Welcome to my personal website. My passion is making valuable connections between people and ideas. I’m retained by several organizations to do exactly that and enjoy taking on special projects.
I’m based in the UK at the moment and hope you will be in touch if you think that I can help you in some way or if you think that we could work together. Please have a read about the sort of things I’m up to.
Saturday 15th January 2011, 12:36am
His passion in life is getting women pregnant. As catchy one liners go, Shamus Husheer’s is one of the best. The founder of DuoFertility is so confident that his technology can help a couple to conceive, that if they are not pregnant in six months, he’ll give them their money back. The likeable New Zealander represents just one of nineteen companies on the Future Health Mission, spending a week in San Francisco and Silicon Valley exploring business opportunities. In my best impression of someone herding cats, I’ve been attempting to co-ordinate and keep track of them.
Throughout the week, from the opening night’s welcome, through visits to some of the world’s most innovative companies (including Cisco and HP), I have been speaking to the founders and trying my level best to get my head around their work. To be honest, some of the explanations start off sounding like something from a science fiction novel. Admittedly, I am someone who thinks that Photosynthesis is another name for a Polaroid… Luckily, the passion and ability of the companies to explain their work has helped us all to engage. Take Paul Ko Ferrigno for example, whose company, Aptuscan is able to make a human protein. Or Mike Raxworthy, whose company (Neotherix) makes tissue to repair holes in a patient’s body. If only he could repair the holes in my sicentific knowledge, we might really be onto something.
One of the most inspiring visits has been to IDEO, the leading design firm. Charlie Burton, who has been travelling with us, has written the trip up for Wired Magazine over here. Meeting the IDEO team, several things about the company culture shone through. They are not believers, for example, in the myth of the ‘lone genius’. Instead, the whole company, right down to the fact that no-one has their own desk, is designed to enable collaboration and creativity. When they recruit, they look for what they call ‘T-Shaped People’. They want a specialism in a particular field (architecture or healthcare, say), and then a broad range of skills and passions on top, to complement that. Touring their San Francisco office, it was difficult not to dream of working there one day. I just need to wait until they start looking for Hyphen-Shaped People.

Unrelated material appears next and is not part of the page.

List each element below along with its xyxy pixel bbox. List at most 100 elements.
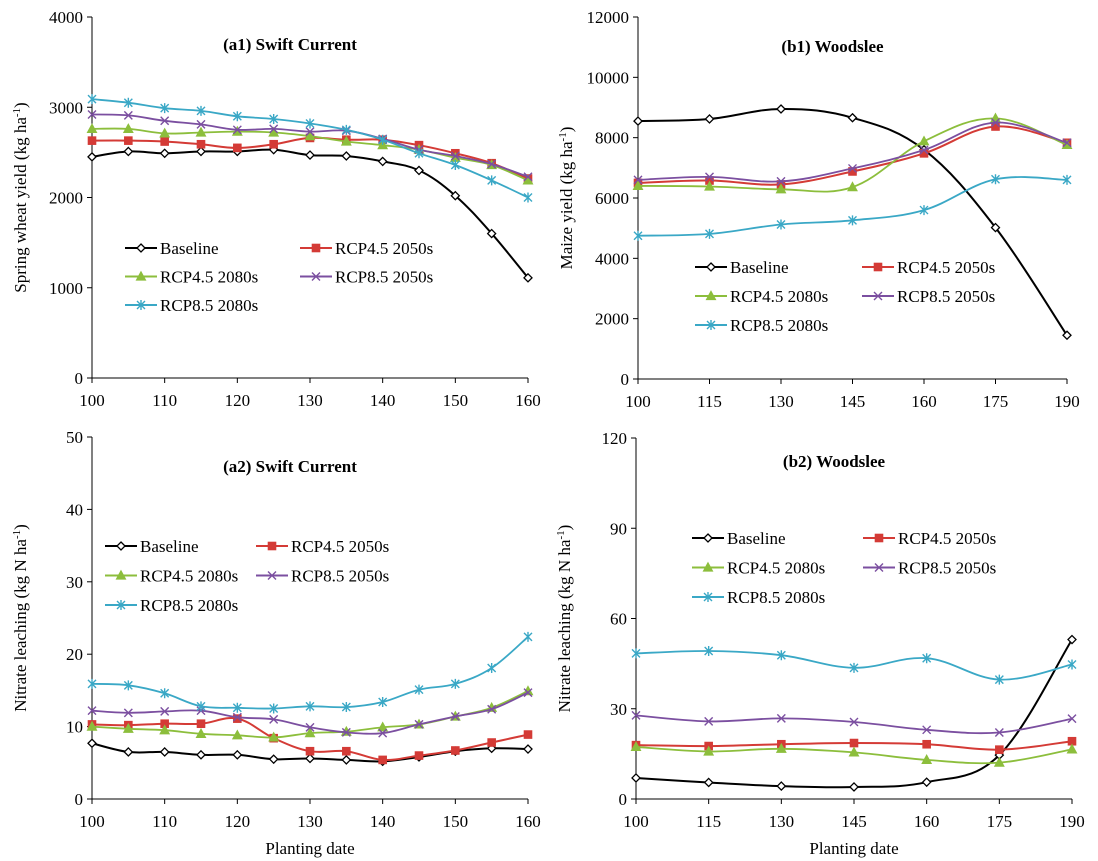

Entrepreneurs are often asked what problem they are solving. As someone who once started a sock subscription company, I have learned that some firms have the potential to change the world more than others…. This week has inspired me to rethink which problems are worth solving. For Roger Killen of The Learning Clinic, I think that reducing the number of deaths in a hospital by 28% over two years can count as well worth the effort. His device, which replaces the clip-board at the end of a hospital bed, alerts a nurse (via their iPhone) when something goes wrong, allowing them to interact through an application to say that they are on their way, and to update the system on what action they have taken.
The mission’s partners and sponsors include the Technology Strategy Board, UKTI, Microsoft, Polecat and McKinsey and a large part of the value has been in the experiences shared between the companies. One of the most experienced of the entrepreneurs is Sara Murray. Her Buddi device is a GPS tracker which can be used by the vulnerable, to keep a track of their whereabouts. During the week, Sara signed a significant deal with Mace (they of the pepper spray), to distribute the product in the US. In a week in which we Brits have been repeatedly encouraged to be more ‘in your face’, it was arguably appropriate that one of the mission companies should sign a deal with a firm whose product is, quite literally, in your face.
Time will tell what happens to the seeds sown throughout the Future Health Mission. The sheer number of side meetings which have been set up, with investors, partners and journalists has been amazing. I look forward to keeping in touch with all of the companies, and trying to share their success stories. I suspect that they will boil down to slightly more than pithy one-liners.
Oli Barrett is a co-founder of the Future Health Mission and a director of the Co-Sponsorship Agency, which brings companies and causes together to create social action projects.